First lets make sure that we can fix the cross domain issue we were having when we started.
Implementing The Races View
Open main.js in the src/main/resources/static/controllers folder of your web service. Change the url property of the $http call to /races.
angular.module('ocrApp')
.controller('MainCtrl', function ($scope, $http) {
$http({
method: 'GET',
url: '/races'
}).then(function(response) {
$scope.races = response.data;
}, function(response) {
console.error('Error requesting races');
});
});
Make sure all the services are running and registered with Eureka and go to http://localhost:8080. If you open the console of your browser you should no longer see any cross domain errors and your request to http://localhost:8080/races should complete successfully.
Now lets leverage the data we are getting back from the request in the view for the main controller. Open main.html in the src/main/resouces/static/views folder of the web service and change to code to be
<h3>Races</h3>
<ul>
<li ng-repeat="race in races"><a ng-href="/#/participants/{{race.id}}">{{race.name}}</a></li>
</ul>
After saving this file, go to http://localhost:8080 and you should see a list of races
Clicking the links won’t work yet because we have not added the views or controllers to render the page, lets do that now.

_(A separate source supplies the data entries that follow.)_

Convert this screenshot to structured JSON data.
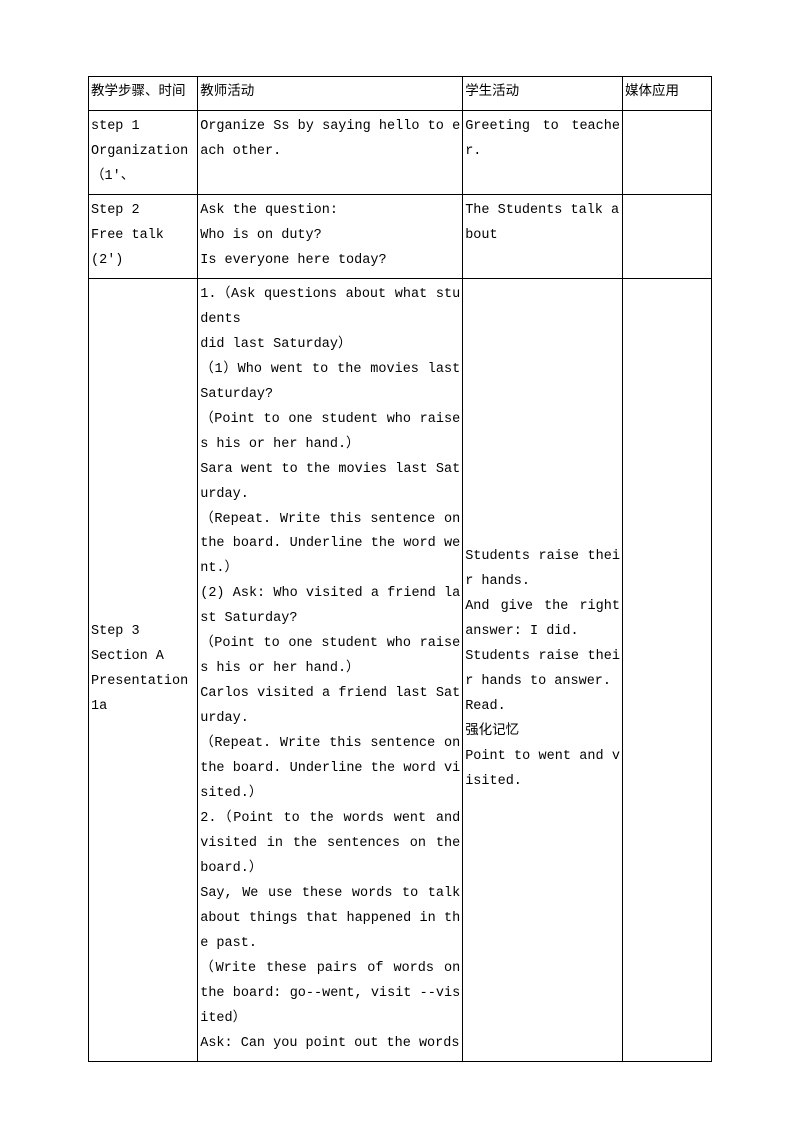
{
  "header": {
    "col1": "教学步骤、时间",
    "col2": "教师活动",
    "col3": "学生活动",
    "col4": "媒体应用"
  },
  "rows": [
    {
      "step": "step 1\nOrganization（1'、",
      "teacher": "Organize Ss by saying hello to each other.",
      "student": "Greeting to teacher.",
      "media": ""
    },
    {
      "step": "Step 2\nFree talk\n(2')",
      "teacher": "Ask the question:\nWho is on duty?\nIs everyone here today?",
      "student": "The Students talk about",
      "media": ""
    },
    {
      "step": "Step 3\nSection A\nPresentation\n1a",
      "teacher": "1.（Ask questions about what students\ndid last Saturday）\n（1）Who went to the movies last Saturday?\n（Point to one student who raises his or her hand.）\nSara went to the movies last Saturday.\n（Repeat. Write this sentence on the board. Underline the word went.）\n(2) Ask: Who visited a friend last Saturday?\n（Point to one student who raises his or her hand.）\nCarlos visited a friend last Saturday.\n（Repeat. Write this sentence on the board. Underline the word visited.）\n2.（Point to the words went and visited in the sentences on the board.）\nSay, We use these words to talk about things that happened in the past.\n（Write these pairs of words on the board: go--went, visit --visited）\nAsk: Can you point out the words",
      "student": "Students raise their hands.\nAnd give the right answer: I did.\nStudents raise their hands to answer.\nRead.\n强化记忆\nPoint to went and visited.",
      "media": ""
    }
  ]
}
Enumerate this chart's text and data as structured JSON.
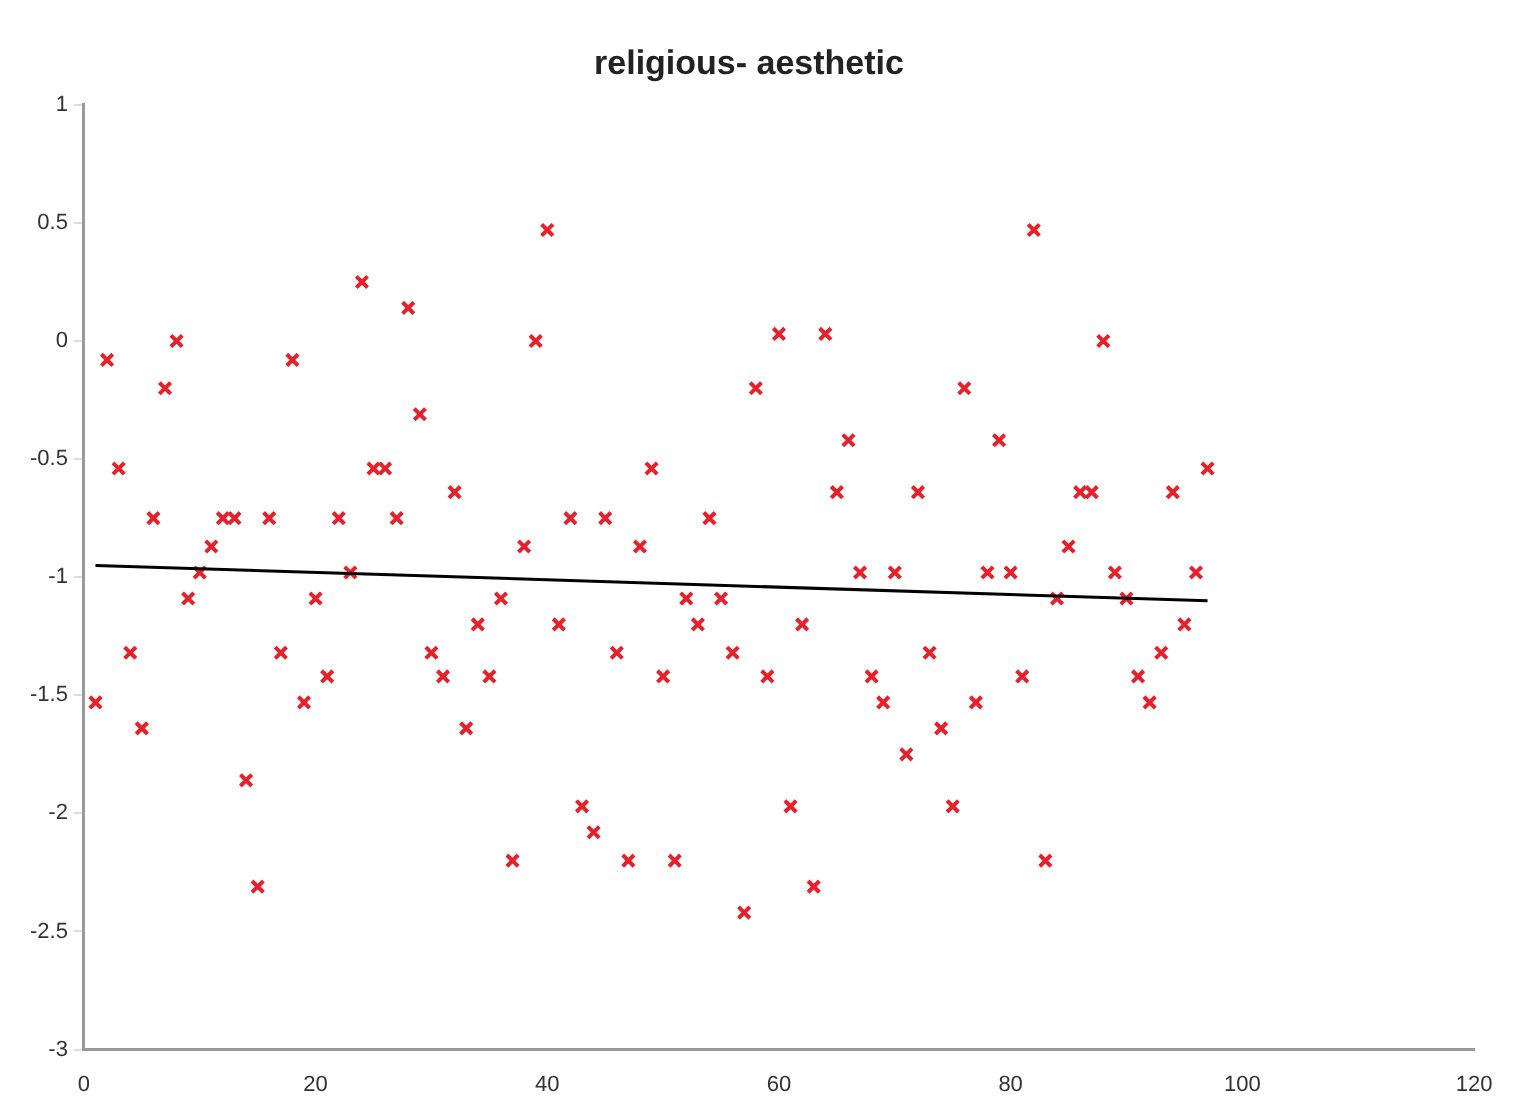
{
  "chart_data": {
    "type": "scatter",
    "title": "religious- aesthetic",
    "grid": false,
    "legend": false,
    "x": [
      1,
      2,
      3,
      4,
      5,
      6,
      7,
      8,
      9,
      10,
      11,
      12,
      13,
      14,
      15,
      16,
      17,
      18,
      19,
      20,
      21,
      22,
      23,
      24,
      25,
      26,
      27,
      28,
      29,
      30,
      31,
      32,
      33,
      34,
      35,
      36,
      37,
      38,
      39,
      40,
      41,
      42,
      43,
      44,
      45,
      46,
      47,
      48,
      49,
      50,
      51,
      52,
      53,
      54,
      55,
      56,
      57,
      58,
      59,
      60,
      61,
      62,
      63,
      64,
      65,
      66,
      67,
      68,
      69,
      70,
      71,
      72,
      73,
      74,
      75,
      76,
      77,
      78,
      79,
      80,
      81,
      82,
      83,
      84,
      85,
      86,
      87,
      88,
      89,
      90,
      91,
      92,
      93,
      94,
      95,
      96,
      97
    ],
    "series": [
      {
        "marker": "cross",
        "color": "#e8202a",
        "values": [
          -1.53,
          -0.08,
          -0.54,
          -1.32,
          -1.64,
          -0.75,
          -0.2,
          0.0,
          -1.09,
          -0.98,
          -0.87,
          -0.75,
          -0.75,
          -1.86,
          -2.31,
          -0.75,
          -1.32,
          -0.08,
          -1.53,
          -1.09,
          -1.42,
          -0.75,
          -0.98,
          0.25,
          -0.54,
          -0.54,
          -0.75,
          0.14,
          -0.31,
          -1.32,
          -1.42,
          -0.64,
          -1.64,
          -1.2,
          -1.42,
          -1.09,
          -2.2,
          -0.87,
          0.0,
          0.47,
          -1.2,
          -0.75,
          -1.97,
          -2.08,
          -0.75,
          -1.32,
          -2.2,
          -0.87,
          -0.54,
          -1.42,
          -2.2,
          -1.09,
          -1.2,
          -0.75,
          -1.09,
          -1.32,
          -2.42,
          -0.2,
          -1.42,
          0.03,
          -1.97,
          -1.2,
          -2.31,
          0.03,
          -0.64,
          -0.42,
          -0.98,
          -1.42,
          -1.53,
          -0.98,
          -1.75,
          -0.64,
          -1.32,
          -1.64,
          -1.97,
          -0.2,
          -1.53,
          -0.98,
          -0.42,
          -0.98,
          -1.42,
          0.47,
          -2.2,
          -1.09,
          -0.87,
          -0.64,
          -0.64,
          0.0,
          -0.98,
          -1.09,
          -1.42,
          -1.53,
          -1.32,
          -0.64,
          -1.2,
          -0.98,
          -0.54
        ]
      },
      {
        "type": "line",
        "color": "#000000",
        "x": [
          1,
          97
        ],
        "values": [
          -0.95,
          -1.1
        ]
      }
    ],
    "xlim": [
      0,
      120
    ],
    "xticks": [
      0,
      20,
      40,
      60,
      80,
      100,
      120
    ],
    "ylim": [
      -3,
      1
    ],
    "yticks": [
      -3,
      -2.5,
      -2,
      -1.5,
      -1,
      -0.5,
      0,
      0.5,
      1
    ]
  }
}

Adding A Participants View
Create a new file called participants.js in src/main/resources/static/scripts/controllers and add the following code
angular.module('ocrApp') .controller('ParticipantsCtrl', function ($scope, $http, $routeParams) { $http({ method: 'GET', url: '/participants/races/' + $routeParams.raceId }).then(function (response) { $scope.participants = response.data; }, function(response) { console.error('Error requesting participants.') }); });
This code just makes a request to our participants service (through Zuul) to get the list of participants for the race we clicked on. Now we need a view to render the participants names. Create a file called participants.html in src/main/resources/static/views and add the following code
<h3>Participants</h3> <ul> <li ng-repeat="participant in participants">{{participant.firstName}} {{participant.lastName}}</li> </ul>
Finally we need to tell Angular about the new participants view and controller. Open app.js in src/main/resources/static/scripts and modify it so it looks like the following code
angular .module('ocrApp', [ 'ngAnimate', 'ngCookies', 'ngResource', 'ngRoute', 'ngSanitize', 'ngTouch' ]) .config(function ($routeProvider) { $routeProvider .when('/', { templateUrl: 'views/main.html', controller: 'MainCtrl' }) .when('/participants/:raceId', { templateUrl: 'views/participants.html', controller: 'ParticipantsCtrl' }) .otherwise({ redirectTo: '/' }); });
Last but not least we need to include participants.js in our index.html page so the new JavaScript gets loaded. Open i_ndex.html_ in src/main/resources/static and at the bottom, right after all the other script tags, add the following script tag to the file
<script src="scripts/controllers/participants.js"></script>
Thats it! Refresh the page and try clicking on the links, they should all work now and you should be able to see every participant in each race.
Congratulations you have built your first microservice app with Spring Boot and Spring Cloud! Granted it is very simple and only works on your local machine, but it didn’t take much effort to do because Spring Boot and Spring Cloud make it easy to do what otherwise would be very complex tasks.